RESPONSABILIDADE EMPRESÁRIA

Tomislav R. Femenick e Jorge Alberto Péres Ribeiro
Tribuna do Norte. Natal, 16 jan. 2011.

O Novo Código Civil esclareceu, sob a ótica jurídica, as características das “sociedades não personificadas”, que compreendem as figuras doutrinárias da “sociedade de fato” e da “sociedade irregular” (segundo definiu o Enunciado 58 do Conselho de Justiça Federal), que têm como consequência principal, a responsabilidade ilimitada e solidária de todos os sócios pelas obrigações sociais que assumirem ou daquele que contratou em nome da sociedade, independentemente do valor de sua quota de capital.

Segundo seus artigos 986 a 996, as sociedades não personificadas são tipificadas como aquelas que, embora constituídas por duas ou mais pessoas, e tenham um contrato entre elas, firmado de forma oral ou até mesmo escrito, não têm um nome empresarial registrado, isto é, não formalizam seu registro jurídico e nem arquivam seus atos constitutivos no órgão competente. Em outras palavras, é uma sociedade que existe de fato, mas sem qualquer formalidade jurídica. Essa espécie de sociedade é encontrada, especialmente, dentre as Sociedades em Comum e as Sociedades em Conta de Participação.

A primeira, “Sociedade em Comum”, é um novo tipo societário adotado para as sociedades sem personalidade jurídica, isto é, sem registro na Junta Comercial ou no Registro Público competente, segundo dispõem os artigos 986 a 990, do Código. Dessa forma, enquanto a sociedade não tiver seus atos constitutivos inscritos no Registro Público competente, reger-se-á pelas regras da Sociedade em Comum, não personalizadas e, subsidiariamente, pelas normas da Sociedade Simples. Assim, a existência da Sociedade em Comum somente pode ser provada por escrito, nas relações entre os sócios ou com terceiros, mas, os terceiros podem prová-la de qualquer modo (Novo Código Civil, artigo 987).

A segunda, a “Sociedade em Conta de Participação” é também uma “sociedade de fato”, mas, não é considerada irregular e nem ilegal, mesmo sendo classificada pelo Código Civil como sociedade não personificada. É uma pessoa jurídica propriamente dita, porém sem autonomia patrimonial, formada por duas modalidades de sócios: o sócio ostensivo, o empreendedor que entra com o capital e com a atividade laborativa (trabalho); e os sócios participantes, que se restringem apenas à entrega do capital (financeiro e/ou produtivo) para o objetivo social almejado.

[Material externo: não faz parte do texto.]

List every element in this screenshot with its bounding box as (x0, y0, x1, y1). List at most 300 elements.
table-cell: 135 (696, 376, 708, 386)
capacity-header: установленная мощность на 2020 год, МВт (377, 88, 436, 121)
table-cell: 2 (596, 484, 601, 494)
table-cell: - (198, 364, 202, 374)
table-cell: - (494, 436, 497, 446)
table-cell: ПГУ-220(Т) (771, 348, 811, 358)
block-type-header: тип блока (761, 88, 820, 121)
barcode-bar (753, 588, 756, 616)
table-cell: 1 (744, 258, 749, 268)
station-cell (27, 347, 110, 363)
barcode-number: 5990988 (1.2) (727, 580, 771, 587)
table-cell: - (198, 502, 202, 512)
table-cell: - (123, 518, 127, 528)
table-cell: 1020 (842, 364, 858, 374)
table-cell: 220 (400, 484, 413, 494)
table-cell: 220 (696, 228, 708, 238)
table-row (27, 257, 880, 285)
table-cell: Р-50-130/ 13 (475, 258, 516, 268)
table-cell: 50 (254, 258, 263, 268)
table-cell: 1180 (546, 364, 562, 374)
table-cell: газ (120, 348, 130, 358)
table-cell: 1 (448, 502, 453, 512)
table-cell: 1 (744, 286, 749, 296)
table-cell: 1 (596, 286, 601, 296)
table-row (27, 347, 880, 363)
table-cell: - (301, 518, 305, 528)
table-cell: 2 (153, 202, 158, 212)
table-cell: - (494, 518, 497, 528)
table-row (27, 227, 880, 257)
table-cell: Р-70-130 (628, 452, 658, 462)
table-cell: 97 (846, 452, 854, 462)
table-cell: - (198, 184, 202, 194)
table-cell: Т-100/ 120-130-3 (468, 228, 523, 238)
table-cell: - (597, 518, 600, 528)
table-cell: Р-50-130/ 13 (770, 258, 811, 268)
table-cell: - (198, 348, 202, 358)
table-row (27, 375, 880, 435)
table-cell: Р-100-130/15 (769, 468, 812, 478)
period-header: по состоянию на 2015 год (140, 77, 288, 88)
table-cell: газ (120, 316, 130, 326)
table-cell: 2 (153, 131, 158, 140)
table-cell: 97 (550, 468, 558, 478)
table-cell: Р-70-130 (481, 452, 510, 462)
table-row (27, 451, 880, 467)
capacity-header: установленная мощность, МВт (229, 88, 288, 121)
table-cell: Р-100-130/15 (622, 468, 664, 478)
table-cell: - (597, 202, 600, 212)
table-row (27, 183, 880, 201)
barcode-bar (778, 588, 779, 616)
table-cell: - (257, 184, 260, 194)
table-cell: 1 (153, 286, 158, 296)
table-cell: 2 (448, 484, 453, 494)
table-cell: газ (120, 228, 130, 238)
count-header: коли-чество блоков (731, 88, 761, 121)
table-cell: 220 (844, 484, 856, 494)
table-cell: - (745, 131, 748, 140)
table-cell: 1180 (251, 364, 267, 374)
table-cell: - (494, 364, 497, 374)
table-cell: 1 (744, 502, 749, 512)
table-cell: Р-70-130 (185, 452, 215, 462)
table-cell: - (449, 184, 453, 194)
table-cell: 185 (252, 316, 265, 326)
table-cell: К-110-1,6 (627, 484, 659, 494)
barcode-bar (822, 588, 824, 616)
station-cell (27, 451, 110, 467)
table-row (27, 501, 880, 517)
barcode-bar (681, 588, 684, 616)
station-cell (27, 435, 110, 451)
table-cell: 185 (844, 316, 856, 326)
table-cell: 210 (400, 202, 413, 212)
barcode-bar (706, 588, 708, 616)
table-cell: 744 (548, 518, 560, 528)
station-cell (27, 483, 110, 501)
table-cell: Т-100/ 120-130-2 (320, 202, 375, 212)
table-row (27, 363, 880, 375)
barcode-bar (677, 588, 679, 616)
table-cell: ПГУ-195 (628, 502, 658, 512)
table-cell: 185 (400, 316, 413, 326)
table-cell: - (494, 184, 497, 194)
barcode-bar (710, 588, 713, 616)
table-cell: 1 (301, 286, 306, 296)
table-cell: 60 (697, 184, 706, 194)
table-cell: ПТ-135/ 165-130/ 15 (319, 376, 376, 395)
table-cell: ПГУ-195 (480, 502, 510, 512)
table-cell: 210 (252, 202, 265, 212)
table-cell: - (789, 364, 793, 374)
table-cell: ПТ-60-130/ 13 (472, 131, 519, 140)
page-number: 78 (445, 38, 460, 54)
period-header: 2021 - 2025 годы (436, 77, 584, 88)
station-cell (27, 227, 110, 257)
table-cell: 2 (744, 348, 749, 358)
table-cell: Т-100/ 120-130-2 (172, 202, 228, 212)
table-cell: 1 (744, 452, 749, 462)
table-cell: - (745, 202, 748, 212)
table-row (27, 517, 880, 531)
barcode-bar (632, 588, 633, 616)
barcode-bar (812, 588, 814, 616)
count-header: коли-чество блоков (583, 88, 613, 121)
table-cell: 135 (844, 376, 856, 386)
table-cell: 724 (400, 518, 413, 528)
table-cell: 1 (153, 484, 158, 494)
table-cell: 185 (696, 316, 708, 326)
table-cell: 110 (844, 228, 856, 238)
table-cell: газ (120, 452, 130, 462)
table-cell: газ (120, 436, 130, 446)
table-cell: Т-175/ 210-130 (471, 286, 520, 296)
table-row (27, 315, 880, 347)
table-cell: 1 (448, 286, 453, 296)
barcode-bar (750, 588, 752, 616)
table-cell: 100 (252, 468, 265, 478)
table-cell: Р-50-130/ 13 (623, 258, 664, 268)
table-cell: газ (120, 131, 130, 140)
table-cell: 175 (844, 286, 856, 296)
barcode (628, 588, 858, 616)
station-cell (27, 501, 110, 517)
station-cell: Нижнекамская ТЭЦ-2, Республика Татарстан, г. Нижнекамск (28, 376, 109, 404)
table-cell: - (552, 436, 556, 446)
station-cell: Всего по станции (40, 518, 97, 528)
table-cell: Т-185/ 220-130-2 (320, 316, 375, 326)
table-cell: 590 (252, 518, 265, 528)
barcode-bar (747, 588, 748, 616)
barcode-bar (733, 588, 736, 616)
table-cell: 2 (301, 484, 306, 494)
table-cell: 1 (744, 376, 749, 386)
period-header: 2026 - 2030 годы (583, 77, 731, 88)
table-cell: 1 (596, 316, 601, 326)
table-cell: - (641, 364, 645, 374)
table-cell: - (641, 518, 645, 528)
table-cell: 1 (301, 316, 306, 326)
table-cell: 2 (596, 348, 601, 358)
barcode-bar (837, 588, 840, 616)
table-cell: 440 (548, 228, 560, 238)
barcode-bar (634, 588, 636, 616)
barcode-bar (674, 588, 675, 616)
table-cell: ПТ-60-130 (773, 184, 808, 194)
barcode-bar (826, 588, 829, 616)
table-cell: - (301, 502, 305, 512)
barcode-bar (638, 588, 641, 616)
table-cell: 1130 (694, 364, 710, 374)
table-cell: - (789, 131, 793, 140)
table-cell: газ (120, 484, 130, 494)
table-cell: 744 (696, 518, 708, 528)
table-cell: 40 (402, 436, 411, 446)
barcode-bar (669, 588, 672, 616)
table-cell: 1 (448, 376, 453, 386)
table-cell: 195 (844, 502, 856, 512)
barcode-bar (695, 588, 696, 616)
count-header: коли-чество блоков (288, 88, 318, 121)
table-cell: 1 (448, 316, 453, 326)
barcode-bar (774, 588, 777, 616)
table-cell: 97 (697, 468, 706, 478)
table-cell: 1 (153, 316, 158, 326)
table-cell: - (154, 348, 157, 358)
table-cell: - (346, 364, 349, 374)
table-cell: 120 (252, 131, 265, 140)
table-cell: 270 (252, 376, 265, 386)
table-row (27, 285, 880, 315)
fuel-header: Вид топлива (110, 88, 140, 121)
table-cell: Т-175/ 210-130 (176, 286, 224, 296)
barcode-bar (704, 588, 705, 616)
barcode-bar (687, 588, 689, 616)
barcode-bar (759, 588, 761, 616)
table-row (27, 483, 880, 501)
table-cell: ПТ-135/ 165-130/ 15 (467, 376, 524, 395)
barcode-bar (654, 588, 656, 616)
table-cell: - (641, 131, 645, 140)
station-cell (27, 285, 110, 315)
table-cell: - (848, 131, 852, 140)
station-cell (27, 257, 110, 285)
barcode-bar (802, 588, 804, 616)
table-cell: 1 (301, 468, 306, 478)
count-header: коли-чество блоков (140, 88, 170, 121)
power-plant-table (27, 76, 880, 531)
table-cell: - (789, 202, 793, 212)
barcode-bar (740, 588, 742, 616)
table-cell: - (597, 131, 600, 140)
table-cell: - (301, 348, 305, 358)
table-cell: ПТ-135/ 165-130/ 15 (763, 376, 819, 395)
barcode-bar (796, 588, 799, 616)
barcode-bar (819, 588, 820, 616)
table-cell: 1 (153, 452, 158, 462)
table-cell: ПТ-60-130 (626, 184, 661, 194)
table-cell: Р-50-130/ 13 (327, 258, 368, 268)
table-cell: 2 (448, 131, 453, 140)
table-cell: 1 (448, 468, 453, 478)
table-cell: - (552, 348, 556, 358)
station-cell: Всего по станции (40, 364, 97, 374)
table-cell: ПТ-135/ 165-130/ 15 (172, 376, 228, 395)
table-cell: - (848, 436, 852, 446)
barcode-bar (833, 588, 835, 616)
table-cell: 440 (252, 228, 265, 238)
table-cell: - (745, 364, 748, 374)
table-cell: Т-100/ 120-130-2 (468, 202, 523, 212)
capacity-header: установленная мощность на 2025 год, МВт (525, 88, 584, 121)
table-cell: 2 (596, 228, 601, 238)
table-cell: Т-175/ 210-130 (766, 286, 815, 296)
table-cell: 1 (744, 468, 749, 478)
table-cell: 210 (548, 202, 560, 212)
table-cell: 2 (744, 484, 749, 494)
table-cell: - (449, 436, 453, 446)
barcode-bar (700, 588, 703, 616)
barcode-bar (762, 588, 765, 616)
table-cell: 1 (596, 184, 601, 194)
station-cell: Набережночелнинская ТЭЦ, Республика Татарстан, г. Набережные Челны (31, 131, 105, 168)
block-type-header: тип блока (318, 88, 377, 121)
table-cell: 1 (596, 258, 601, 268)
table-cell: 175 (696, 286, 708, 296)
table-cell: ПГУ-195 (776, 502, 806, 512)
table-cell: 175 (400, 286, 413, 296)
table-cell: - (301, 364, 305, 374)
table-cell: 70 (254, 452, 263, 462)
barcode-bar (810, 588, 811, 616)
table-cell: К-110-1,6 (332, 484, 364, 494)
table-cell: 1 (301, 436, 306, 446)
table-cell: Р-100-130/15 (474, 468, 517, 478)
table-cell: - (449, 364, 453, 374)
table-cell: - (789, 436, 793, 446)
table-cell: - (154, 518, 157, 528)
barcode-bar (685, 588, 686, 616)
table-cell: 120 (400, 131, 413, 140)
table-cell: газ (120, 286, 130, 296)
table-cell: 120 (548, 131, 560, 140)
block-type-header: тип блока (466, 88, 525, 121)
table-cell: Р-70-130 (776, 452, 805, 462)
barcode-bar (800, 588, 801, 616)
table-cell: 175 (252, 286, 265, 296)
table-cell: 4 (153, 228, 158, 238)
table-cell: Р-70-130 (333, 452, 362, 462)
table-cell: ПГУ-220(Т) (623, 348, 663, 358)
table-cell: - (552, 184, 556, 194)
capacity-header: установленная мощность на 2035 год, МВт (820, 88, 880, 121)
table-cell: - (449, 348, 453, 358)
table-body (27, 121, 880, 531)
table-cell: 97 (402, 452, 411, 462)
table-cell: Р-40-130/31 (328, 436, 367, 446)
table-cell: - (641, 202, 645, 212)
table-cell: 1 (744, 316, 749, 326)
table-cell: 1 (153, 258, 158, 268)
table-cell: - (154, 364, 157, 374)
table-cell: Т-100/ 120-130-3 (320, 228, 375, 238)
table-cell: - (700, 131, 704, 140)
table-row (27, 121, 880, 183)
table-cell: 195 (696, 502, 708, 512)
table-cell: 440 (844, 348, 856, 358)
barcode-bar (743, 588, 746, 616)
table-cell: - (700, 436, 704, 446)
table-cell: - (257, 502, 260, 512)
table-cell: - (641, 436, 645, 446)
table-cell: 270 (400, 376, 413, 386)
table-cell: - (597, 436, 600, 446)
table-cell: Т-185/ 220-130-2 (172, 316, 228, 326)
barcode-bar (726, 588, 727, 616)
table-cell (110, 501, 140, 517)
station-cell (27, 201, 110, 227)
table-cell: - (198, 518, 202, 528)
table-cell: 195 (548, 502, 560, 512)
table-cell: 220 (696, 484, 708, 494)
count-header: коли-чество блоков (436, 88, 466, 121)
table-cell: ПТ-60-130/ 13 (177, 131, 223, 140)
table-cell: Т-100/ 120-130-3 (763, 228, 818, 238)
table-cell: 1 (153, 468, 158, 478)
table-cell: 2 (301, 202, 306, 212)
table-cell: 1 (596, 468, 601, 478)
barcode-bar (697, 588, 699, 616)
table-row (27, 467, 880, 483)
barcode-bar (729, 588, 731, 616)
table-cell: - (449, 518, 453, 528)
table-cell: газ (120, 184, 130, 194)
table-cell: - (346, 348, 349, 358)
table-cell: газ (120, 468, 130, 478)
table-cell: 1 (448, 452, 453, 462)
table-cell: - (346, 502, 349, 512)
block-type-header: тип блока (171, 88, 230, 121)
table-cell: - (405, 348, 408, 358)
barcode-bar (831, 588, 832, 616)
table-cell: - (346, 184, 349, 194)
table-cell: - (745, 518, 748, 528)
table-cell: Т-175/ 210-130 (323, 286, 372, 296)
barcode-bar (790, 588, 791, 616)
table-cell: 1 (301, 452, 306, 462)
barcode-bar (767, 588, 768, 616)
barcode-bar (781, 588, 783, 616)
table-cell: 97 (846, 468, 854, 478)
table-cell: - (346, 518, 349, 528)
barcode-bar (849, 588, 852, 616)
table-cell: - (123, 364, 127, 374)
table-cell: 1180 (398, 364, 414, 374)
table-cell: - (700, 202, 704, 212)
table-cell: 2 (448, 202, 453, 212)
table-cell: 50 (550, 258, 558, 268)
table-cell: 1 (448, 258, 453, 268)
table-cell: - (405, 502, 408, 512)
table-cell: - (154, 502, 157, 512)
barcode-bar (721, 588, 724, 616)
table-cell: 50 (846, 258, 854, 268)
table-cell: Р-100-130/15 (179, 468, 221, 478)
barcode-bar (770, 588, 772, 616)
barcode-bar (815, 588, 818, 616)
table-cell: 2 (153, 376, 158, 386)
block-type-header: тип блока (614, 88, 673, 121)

A Sociedade em Conta de Participação é, pois, uma sociedade de fato administrada por uma ou mais pessoas, geralmente, pessoas jurídicas, das quais pelo menos uma delas deve ser sociedade empresária. Todavia é uma entidade sem firma, sem denominação social, sem capital, sem sede ou estabelecimento próprio, sem propaganda, sem revelar-se publicamente a terceiros e sem qualquer patrimônio próprio. O sócio ostensivo e os sócios participantes se juntam para que possam realizar um determinado empreendimento, obra ou explorar qualquer atividade específica, findas as quais desaparecem a sociedade. A rigor, constitui apenas um contrato para uso exclusivo entre os sócios e só existe entre eles e tem validade perante terceiros.

O estudo das sociedades não personalizadas leva-nos a uma segunda classificação, talvez mais importante, que é sobre a responsabilidade dos sócios perante a própria entidade e perante terceiros. Sob este aspecto há duas espécies de sociedades: as de “responsabilidade limitada” e as de “responsabilidade ilimitada”.

As sociedades de responsabilidade ilimitada são aquelas em que todos os sócios respondem, solidariamente (como se cada um fosse fiador ou avalista de todos os outros) pelo patrimônio da sociedade – inclusive com os seus bens e outros haveres pessoais – e pelas dívidas ou obrigações assumidas pela sociedade perante terceiros. Incluem-se, entre elas, as sociedades em Nome Coletivo (Novo Código Civil, artigo 1.039) e as em Sociedades em Comandita Simples. Já nas sociedades (de responsabilidade) limitada são aquelas em que a responsabilidade de cada sócio é restrita ao valor de suas quotas, mas todos respondem solidariamente pela integralização do capital social.

E é exatamente por isto (porque o montante das dívidas ou obrigações assumidas pela sociedade perante terceiros ficam limitadas ao valor integralizado do capital social, sem comprometer o patrimônio particular de cada sócio) é que esta espécie de sociedade empresária tornou-se a preferida da grande maioria dos empreendedores. Na realidade o que se observa é a expansão do Princípio Contábil da Entidade, que estabelece plena distinção e separação entre sócios e entidades empresárias, entre o patrimônio da sociedade e o patrimonio dos seus sócios.